The negative-binomial and gamma distributions for GLM have an additional parameter that is estimated. Therefore, both of these distribution specifications require X.shape[1] + 1 input starting values. Here, we illustrate a gamma distribution and log link GLM

>>> def psi(theta):
>>>     return ee_glm(theta, X=X, y=d['Y1'],
>>>                   distribution='gamma', link='log')

Calling the M-estimator (note that init requires 4 values, since X.shape[1] is 3 and the gamma distribution has an additional parameter).

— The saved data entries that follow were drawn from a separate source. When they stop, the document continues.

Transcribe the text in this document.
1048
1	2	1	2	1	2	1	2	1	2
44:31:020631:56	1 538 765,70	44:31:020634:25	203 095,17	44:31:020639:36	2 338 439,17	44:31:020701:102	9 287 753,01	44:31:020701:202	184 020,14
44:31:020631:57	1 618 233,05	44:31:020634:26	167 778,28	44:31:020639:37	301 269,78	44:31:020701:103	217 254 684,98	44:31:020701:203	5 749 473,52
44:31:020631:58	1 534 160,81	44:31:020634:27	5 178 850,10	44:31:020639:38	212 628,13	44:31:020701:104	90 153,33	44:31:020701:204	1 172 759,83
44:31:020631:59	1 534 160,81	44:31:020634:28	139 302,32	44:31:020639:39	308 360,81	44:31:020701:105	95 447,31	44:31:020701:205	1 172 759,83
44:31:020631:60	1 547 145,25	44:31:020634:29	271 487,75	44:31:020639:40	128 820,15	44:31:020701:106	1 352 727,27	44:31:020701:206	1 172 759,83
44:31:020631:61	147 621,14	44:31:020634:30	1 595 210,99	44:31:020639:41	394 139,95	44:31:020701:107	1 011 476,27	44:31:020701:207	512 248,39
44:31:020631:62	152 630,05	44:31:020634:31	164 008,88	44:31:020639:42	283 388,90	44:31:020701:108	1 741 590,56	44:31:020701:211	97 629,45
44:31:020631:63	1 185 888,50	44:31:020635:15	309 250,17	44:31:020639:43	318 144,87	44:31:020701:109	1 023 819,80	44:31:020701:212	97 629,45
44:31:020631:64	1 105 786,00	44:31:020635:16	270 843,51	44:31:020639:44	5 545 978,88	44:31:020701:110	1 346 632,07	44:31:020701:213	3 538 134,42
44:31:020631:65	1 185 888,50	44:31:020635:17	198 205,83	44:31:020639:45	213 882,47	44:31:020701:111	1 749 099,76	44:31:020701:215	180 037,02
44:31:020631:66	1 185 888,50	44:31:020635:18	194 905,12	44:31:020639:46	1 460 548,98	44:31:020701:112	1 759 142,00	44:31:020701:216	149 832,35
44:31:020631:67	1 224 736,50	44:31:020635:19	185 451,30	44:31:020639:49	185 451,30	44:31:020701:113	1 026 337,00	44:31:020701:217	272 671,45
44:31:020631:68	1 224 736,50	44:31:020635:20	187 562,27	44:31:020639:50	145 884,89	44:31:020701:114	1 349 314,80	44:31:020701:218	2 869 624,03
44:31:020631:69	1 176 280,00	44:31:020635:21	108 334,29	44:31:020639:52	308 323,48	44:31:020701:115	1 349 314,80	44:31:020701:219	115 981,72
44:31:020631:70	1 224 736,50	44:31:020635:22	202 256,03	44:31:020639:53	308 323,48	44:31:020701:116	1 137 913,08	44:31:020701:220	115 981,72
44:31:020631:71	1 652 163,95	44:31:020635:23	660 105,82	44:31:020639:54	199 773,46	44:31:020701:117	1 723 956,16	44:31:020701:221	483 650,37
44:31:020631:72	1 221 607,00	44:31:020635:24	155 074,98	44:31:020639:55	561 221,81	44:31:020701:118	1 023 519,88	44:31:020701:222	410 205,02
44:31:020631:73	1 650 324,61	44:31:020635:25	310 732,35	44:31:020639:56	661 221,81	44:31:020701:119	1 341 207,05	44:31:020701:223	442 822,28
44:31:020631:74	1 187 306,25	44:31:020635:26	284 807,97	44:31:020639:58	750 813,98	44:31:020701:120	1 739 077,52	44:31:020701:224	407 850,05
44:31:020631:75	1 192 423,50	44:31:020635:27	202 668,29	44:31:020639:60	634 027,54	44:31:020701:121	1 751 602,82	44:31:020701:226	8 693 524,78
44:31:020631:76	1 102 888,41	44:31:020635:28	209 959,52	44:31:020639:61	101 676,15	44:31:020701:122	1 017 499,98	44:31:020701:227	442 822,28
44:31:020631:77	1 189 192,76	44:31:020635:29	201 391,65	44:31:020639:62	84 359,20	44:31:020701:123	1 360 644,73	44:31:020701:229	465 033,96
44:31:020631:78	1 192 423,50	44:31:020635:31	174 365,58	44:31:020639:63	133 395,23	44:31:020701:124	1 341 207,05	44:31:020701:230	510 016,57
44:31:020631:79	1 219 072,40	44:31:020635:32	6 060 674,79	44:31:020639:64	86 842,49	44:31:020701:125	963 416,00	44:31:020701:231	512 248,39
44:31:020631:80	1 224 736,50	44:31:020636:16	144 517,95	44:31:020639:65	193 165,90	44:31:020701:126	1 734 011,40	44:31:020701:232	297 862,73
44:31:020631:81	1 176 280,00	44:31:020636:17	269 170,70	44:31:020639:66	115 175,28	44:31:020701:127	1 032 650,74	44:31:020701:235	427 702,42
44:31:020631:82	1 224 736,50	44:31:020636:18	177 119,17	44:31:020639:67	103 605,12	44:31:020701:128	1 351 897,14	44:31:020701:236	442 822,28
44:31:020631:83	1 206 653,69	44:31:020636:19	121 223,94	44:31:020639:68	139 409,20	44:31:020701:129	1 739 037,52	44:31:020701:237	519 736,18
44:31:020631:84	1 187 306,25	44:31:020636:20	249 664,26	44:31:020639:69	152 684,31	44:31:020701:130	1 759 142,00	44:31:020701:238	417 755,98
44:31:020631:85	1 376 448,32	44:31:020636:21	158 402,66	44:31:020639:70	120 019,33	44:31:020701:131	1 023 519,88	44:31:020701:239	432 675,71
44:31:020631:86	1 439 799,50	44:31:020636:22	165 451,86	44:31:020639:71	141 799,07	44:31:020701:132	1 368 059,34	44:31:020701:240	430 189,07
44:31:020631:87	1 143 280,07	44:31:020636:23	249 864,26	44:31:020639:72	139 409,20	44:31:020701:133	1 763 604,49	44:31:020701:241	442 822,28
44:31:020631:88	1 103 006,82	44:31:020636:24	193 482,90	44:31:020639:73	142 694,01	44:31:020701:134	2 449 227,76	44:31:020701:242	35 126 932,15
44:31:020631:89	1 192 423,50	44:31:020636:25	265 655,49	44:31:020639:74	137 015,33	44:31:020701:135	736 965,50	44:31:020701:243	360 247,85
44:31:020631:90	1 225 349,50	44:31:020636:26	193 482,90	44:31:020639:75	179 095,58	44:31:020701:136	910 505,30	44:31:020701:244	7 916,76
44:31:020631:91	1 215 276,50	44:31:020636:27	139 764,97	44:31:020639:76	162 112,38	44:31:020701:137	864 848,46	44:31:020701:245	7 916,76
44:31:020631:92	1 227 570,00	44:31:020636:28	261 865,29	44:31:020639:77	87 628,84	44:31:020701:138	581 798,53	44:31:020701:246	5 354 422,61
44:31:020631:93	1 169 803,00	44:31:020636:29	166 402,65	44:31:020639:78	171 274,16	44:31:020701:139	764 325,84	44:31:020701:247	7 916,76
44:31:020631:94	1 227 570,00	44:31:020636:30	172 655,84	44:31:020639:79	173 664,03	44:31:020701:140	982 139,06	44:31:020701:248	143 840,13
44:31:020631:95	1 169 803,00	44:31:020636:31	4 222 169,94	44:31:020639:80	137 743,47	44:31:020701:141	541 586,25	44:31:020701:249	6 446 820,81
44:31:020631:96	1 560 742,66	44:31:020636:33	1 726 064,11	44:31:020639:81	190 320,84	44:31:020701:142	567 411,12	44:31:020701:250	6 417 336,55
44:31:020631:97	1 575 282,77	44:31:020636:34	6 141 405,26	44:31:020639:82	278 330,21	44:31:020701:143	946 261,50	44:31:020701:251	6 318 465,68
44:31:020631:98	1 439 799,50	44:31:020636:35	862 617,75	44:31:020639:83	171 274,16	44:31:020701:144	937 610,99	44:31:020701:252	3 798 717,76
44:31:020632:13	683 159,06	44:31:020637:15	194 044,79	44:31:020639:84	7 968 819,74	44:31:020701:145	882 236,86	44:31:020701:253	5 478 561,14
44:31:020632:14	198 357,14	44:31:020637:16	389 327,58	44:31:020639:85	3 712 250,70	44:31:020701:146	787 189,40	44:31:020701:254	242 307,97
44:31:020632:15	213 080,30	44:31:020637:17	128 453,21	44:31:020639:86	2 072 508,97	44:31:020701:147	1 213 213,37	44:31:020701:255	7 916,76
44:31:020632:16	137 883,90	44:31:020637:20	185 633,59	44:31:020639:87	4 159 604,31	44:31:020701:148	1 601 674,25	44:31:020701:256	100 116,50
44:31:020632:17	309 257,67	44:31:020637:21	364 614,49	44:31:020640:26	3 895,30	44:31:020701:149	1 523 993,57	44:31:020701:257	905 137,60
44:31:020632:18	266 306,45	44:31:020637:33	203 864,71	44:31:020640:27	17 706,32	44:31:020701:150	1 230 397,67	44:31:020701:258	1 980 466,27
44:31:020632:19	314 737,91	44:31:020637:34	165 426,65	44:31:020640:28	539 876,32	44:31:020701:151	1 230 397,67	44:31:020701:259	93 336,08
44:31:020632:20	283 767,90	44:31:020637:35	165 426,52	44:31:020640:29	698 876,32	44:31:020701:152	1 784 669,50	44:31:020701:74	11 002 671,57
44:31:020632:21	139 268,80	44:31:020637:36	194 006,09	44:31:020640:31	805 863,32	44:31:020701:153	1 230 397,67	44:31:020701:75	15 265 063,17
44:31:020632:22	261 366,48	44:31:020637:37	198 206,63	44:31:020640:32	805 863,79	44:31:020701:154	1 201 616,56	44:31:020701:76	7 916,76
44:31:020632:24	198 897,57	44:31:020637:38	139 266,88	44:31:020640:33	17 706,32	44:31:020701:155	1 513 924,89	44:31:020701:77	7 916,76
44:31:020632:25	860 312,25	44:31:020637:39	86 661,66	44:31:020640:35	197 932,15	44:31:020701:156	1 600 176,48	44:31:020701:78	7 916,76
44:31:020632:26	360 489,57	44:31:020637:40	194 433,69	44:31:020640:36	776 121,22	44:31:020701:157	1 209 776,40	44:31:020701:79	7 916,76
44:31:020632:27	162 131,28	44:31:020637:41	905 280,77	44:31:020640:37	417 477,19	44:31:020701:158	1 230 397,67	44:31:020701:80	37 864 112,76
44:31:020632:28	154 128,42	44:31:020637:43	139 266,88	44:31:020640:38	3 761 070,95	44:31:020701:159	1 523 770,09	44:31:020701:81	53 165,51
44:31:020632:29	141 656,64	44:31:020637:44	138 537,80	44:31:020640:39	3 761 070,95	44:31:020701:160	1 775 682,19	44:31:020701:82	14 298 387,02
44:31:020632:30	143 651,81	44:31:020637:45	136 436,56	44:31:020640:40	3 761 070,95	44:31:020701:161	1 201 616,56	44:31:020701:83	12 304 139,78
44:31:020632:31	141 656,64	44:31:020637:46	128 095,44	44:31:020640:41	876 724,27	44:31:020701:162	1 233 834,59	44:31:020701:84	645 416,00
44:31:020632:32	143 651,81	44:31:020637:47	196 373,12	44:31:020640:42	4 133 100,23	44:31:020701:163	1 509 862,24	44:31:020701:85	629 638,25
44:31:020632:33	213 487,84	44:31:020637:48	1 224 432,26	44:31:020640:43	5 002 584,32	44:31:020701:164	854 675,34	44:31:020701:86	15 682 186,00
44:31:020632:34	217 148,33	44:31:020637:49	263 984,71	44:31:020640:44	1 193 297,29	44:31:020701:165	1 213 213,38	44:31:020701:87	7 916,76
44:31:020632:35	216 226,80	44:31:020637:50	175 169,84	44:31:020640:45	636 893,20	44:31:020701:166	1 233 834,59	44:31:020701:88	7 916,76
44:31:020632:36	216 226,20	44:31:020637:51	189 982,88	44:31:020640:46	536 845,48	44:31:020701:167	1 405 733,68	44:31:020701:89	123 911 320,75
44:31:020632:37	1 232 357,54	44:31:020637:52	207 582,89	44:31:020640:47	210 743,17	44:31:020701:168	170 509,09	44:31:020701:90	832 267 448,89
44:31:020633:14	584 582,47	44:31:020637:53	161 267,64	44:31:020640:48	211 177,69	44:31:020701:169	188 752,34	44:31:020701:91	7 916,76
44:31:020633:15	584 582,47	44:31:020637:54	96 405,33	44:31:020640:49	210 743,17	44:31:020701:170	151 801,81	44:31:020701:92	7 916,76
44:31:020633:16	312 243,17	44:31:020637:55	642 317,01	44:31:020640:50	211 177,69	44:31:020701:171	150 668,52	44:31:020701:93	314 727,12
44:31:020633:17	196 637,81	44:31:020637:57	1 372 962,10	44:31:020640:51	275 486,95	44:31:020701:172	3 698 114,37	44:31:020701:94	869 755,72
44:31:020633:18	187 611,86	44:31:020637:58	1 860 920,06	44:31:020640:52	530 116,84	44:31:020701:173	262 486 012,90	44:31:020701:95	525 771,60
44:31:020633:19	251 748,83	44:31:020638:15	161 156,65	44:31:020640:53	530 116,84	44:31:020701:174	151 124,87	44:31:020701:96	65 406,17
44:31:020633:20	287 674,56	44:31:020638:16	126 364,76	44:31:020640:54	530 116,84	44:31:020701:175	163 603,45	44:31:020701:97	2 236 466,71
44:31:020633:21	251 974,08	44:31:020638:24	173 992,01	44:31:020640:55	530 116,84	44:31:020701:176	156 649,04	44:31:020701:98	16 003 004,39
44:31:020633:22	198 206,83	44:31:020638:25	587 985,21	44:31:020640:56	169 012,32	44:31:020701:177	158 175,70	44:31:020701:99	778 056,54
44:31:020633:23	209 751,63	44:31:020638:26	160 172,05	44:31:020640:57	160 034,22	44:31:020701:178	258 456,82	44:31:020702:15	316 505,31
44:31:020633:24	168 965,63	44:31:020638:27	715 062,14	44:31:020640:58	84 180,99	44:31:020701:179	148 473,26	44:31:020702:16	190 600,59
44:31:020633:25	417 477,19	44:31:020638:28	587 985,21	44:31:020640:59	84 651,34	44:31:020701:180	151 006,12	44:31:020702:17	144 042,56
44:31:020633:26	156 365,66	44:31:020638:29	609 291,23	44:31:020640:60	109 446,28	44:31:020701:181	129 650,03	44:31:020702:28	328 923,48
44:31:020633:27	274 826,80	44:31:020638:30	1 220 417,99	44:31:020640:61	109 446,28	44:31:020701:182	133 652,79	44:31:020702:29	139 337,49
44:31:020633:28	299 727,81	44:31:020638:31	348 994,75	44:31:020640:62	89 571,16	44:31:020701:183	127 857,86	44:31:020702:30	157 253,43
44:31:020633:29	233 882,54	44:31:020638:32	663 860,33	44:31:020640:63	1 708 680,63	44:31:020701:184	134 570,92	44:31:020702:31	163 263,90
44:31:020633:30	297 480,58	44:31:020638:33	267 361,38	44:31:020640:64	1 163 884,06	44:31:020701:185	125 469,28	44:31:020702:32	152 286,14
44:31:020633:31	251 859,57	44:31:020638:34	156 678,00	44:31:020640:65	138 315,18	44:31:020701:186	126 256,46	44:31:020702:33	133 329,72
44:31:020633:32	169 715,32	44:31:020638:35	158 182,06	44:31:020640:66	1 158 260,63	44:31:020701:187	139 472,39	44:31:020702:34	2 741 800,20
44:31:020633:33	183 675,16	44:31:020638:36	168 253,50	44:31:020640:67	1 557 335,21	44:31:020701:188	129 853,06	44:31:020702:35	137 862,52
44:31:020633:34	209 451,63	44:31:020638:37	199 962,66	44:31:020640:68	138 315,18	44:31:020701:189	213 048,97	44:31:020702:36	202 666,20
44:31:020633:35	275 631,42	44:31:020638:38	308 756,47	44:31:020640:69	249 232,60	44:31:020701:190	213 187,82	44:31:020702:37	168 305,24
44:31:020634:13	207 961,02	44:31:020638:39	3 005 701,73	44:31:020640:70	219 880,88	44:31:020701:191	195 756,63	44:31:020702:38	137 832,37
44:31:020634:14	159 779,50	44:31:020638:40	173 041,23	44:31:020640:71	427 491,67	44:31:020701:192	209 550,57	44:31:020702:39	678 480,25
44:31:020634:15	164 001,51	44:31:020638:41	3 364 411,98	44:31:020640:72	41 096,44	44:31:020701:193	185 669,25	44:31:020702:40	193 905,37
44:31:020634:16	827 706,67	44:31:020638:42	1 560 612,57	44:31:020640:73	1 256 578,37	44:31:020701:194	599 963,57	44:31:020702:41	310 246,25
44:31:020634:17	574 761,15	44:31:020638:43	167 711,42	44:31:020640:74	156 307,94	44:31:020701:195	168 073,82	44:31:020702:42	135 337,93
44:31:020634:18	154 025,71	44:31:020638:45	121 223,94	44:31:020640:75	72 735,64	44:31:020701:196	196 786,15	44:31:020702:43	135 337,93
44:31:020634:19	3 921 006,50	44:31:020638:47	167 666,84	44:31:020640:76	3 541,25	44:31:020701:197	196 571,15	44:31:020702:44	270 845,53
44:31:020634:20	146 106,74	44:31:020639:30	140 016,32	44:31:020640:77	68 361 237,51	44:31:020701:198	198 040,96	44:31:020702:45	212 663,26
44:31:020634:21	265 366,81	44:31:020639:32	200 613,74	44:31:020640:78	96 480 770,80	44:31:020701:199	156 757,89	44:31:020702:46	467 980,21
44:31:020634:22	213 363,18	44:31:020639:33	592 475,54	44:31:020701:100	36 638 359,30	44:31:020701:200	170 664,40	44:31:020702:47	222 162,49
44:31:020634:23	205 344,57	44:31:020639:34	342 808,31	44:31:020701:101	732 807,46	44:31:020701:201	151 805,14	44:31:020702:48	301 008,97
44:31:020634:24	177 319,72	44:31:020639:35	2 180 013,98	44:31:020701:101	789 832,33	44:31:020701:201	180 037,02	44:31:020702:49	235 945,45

>>> estr = MEstimator(stacked_equations=psi, init=[0., 0., 0., 0.])
>>> estr.estimate()

Note that delicatessen appropriately incorporates the estimation of the additional parameter for the negative-binomial and gamma distributions. This is unlike some statistical software that estimates this parameter but does not incorporate the uncertainty in estimation of that parameter. This may explain differences you encounter across software (and the delicatessen implementation is to be preferred, as it is a more honest expression of the uncertainty).

Finally, the tweedie distribution for GLM is a generalization of the Poisson and gamma distributions. Unlike the negative-binomial and gamma distributions, there is a fixed (i.e., not estimated) hyperparameter bounded to be \(>0\). When the tweedie distribution hyperparameter is set to 1, it is equivalent to the Poisson distribution. When the tweedie distribution hyperparameter is set to 2, it is equivalent to the gamma distribution. When the tweedie distribution hyperparameter is set to 3, it is equivalent to the inverse-normal distribution. However, the tweedie distribution hyperparameter can be specified for any values. Here, we illustrate the tweedie distribution that is between a Poisson and gamma distribution.

>>> def psi(theta):
>>>     return ee_glm(theta, X=X, y=d['Y1'],
>>>                   distribution='tweedie', link='log',
>>>                   hyperparameter=1.5)

Calling the M-estimator (note that init requires 3 values, since X.shape[1] is 3).

>>> estr = MEstimator(stacked_equations=psi, init=[0., 0., 0.])
>>> estr.estimate()

Notice that the tweedie distribution does not estimate an additional parameter, unlike the gamma distribution GLM described previously.

References

Boos DD, & Stefanski LA. (2013). M-estimation (estimating equations). In Essential Statistical Inference (pp. 297-337). Springer, New York, NY.

Hilbe JM. (2011). Negative Binomial Regression. Cambridge University Press.

Nakashima E. (1997). Some methods for estimation in a Negative-Binomial model. Annals of the Institute of Statistical Mathematics, 49, 101-115.